Phenotypic screens for compounds that target the cellular pathologies underlying Parkinson's disease

Parkinson's disease (PD) is a devastating neurodegenerative disease that affects over one million patients in the US. Yet, no disease modifying drugs exist, only those that temporarily alleviate symptoms. Because of its poorly defined and highly complex disease etiology, it is essential to embrace unbiased and innovative approaches for identifying new chemical entities that target the underlying toxicities associated with PD. Traditional target-based drug discovery paradigm can suffer from a bias toward a small number of potential targets. Phenotypic screening of both genetic and pharmacological PD models offers an alternative approach to discover compounds that target the initiating causes and effectors of cellular toxicity. The relative paucity of reported phenotypic screens illustrates the intrinsic difficulty in establishing model systems that are both biologically meaningful and adaptable to high-throughput screening. Parallel advances in PD models and in vivo screening technologies will help create opportunities for identifying new therapeutic leads with unanticipated, breakthrough mechanisms of action.

Introduction

Parkinson's disease (PD) is the second most common neurodegenerative disease, affecting ∼2% of the population over 65 years of age. Patients suffer from progressive loss of muscle control, including tremor, rigidity, bradykinesia, and postural instability. These movement deficits are largely caused by the selective degeneration of dopaminergic (DA) neurons in a brain region called the substantia nigra pars compacta. The histopathological hallmark of PD is the presence of large intracytoplasmic spherical structures (called Lewy Bodies, LBs) that contain the α-synuclein (α-syn) protein [1]. The misfolding and accumulation of a disease-specific protein that causes proteotoxic stress is a common theme among many neurodegenerative diseases, including Alzheimer's and Huntington's diseases. Although most PD arises sporadically, α-syn pathology is almost always detected. Importantly, a causal role for α-syn was strengthened with the identification of rare mutations in the α-syn gene (SNCA) [2]. Extra genomic copies of SNCA also cause familial PD, establishing that simply increasing α-syn dose can cause disease [3]. Intriguingly, aging, which is the most significant risk factor for PD, is accompanied by an increase in α-syn protein levels, possibly sensitizing cells to α-syn misfolding and toxicity [4, 5].

The genetic complexity of PD is exceptionally rich as several other monogenic mutations cause related parkinsonisms. Some mutations, such as those in Parkin, PARK3, LRRK2, PLA2G6, and GBA (Gaucher's locus), accumulate α-syn-positive Lewy Bodies. Others, including mutations in UCHL1, DJ-1, ATP13A2, PARK10, GIGYF2, PARK12, HTRA2, FBX07, PARK16, have less defined α-syn involvement [6]. The diverse functions of these disease-associated genes creates a complexity where different pathological mechanisms, including ubiquitin–proteasome system, oxidative stress, vesicle trafficking, and mitochondrial dysfunction, manifest in related parkinsonisms. Also, several environmental substances, including the mitochondrial toxins MPTP/MPP⁺ and rotenone, as well as manganese, can cause related parkinsonisms.

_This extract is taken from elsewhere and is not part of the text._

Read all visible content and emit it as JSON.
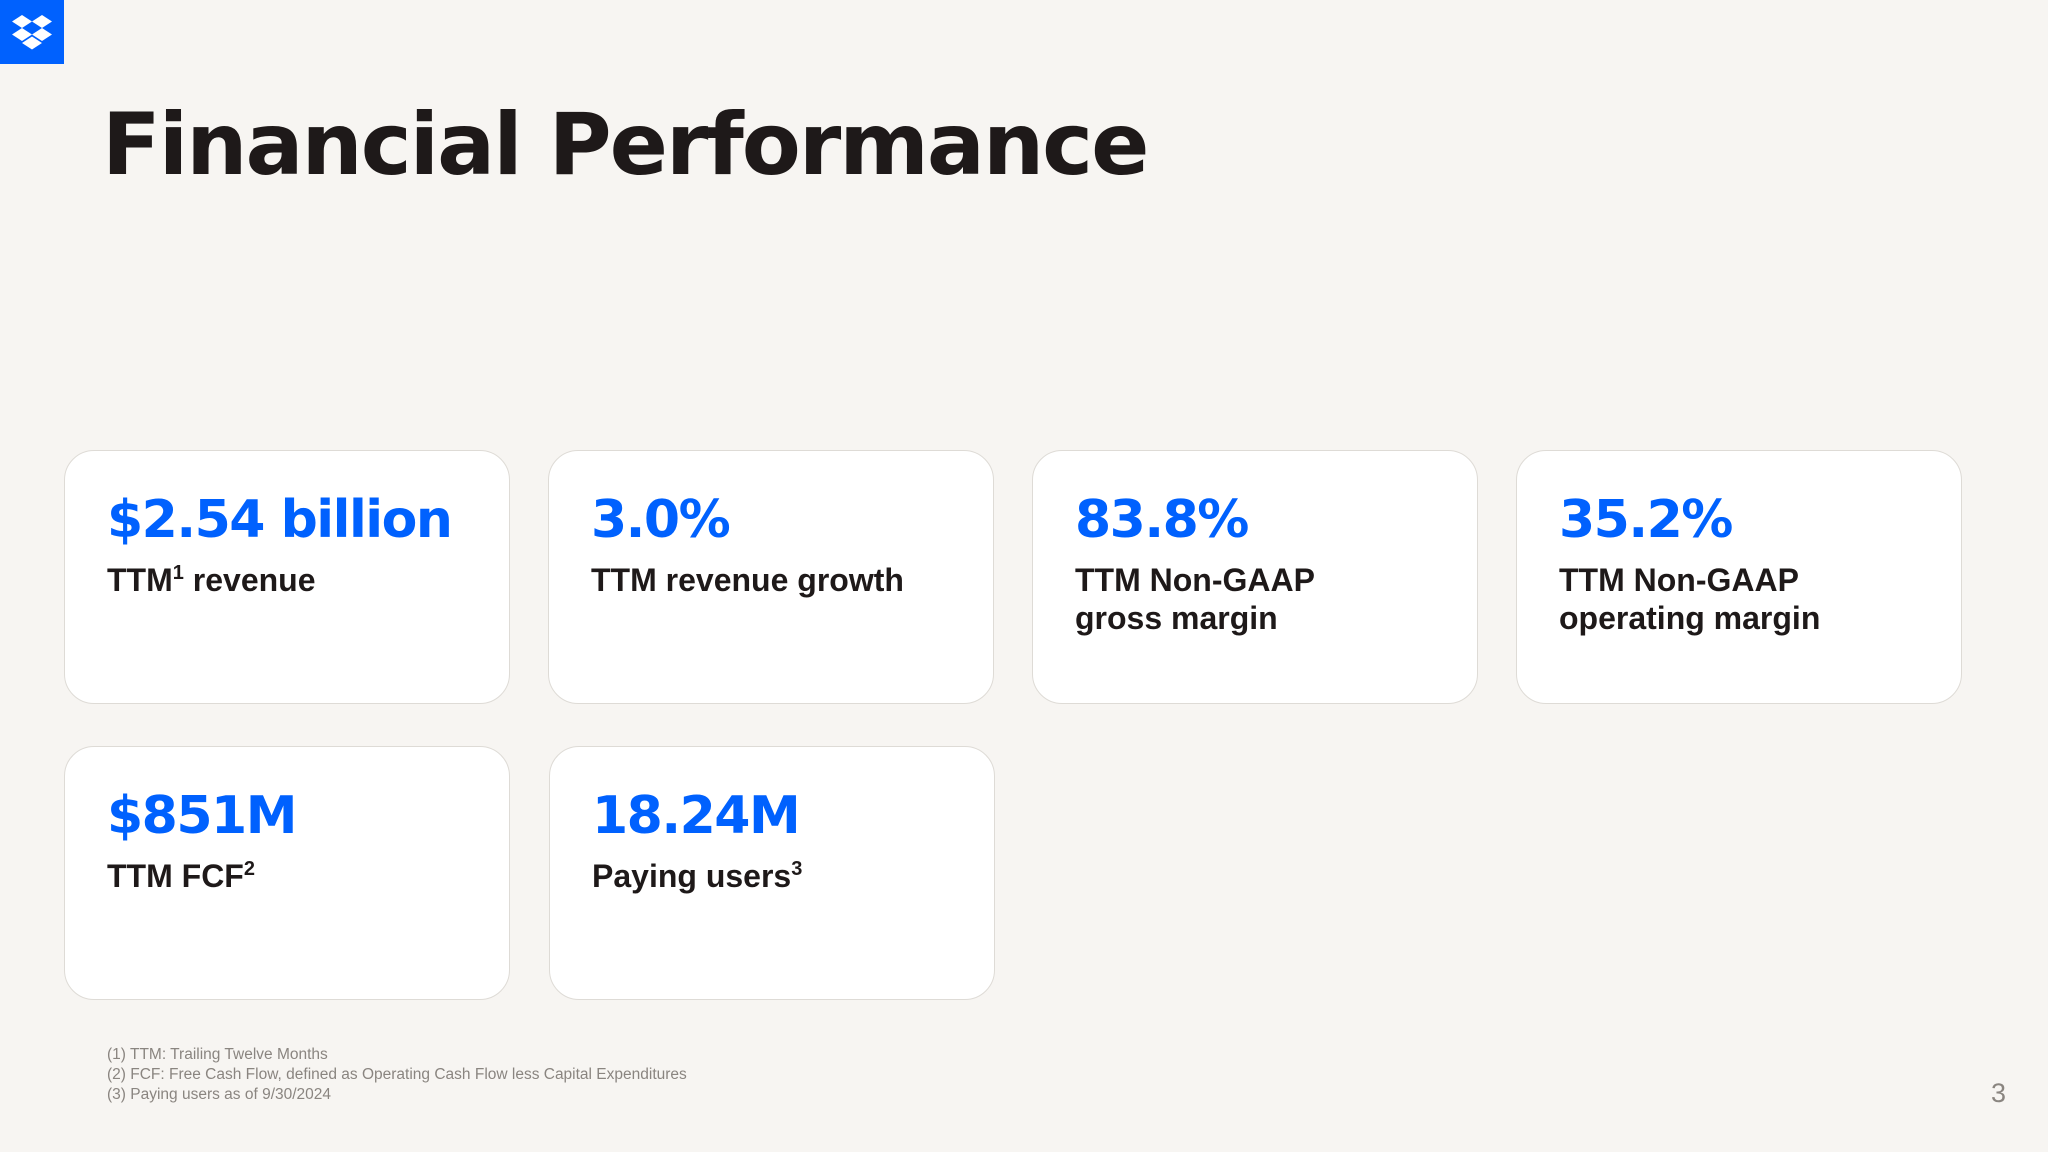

Model organism studies of ‘PD’ have provided key insights into some basic, underlying toxicities of PD. They do not, however, truly model ‘disease’, which integrates complex interactions between cellular pathology, neuronal networks, multiple systems, and patient heterogeneity. This distinction is crucial in establishing dialogs between basic researchers and clinicians treating PD patients. Herein, we refer to ‘PD models’ without making claims to the actual human disease, but rather to the underlying precipitating toxic events.

Model organisms used to study PD have provided key molecular insights into the underlying cellular pathology. The accumulation of α-syn has been linked to mitochondrial dysfunction, proteasome inhibition, oxidative stress, vesicle trafficking defects, lipid droplet accumulation, calcium dysregulation, α-syn aggregation, and cellular toxicity. These phenotypes are studied in several model systems, including immortalized cell lines, primary neuronal cultures, yeast, fruit flies, nematodes, and rodents [7, 8]. Although no model organism faithfully recapitulates all cellular pathologies, the cross-validation of findings in multiple systems strengthens new connections. Indeed, the combination of diverse cellular pathologies with the aforementioned genetic complexity and environmental links necessitates innovative, unbiased phenotypic screening approaches in simple model organisms.

Despite the prevalence of PD and the substantial efforts in studying disease pathogenesis, no disease modifying agents exist. Current therapies largely manage symptoms through modulating neuronal activity, yet do not significantly modify disease progression [9]. Phenotypic screening provides an opportunity to both study toxic mechanisms and to provide new chemical entities that target the precipitating biology and may themselves modify disease. Herein, we will discuss the promise of phenotypic screens and early successes that can enrich the pipeline for potential therapeutics. We will not discuss the other significant hurdles in drug development, including compound optimization, the difficulties in testing drugs in a slowly progressing disease, or other approaches such as structure-based design.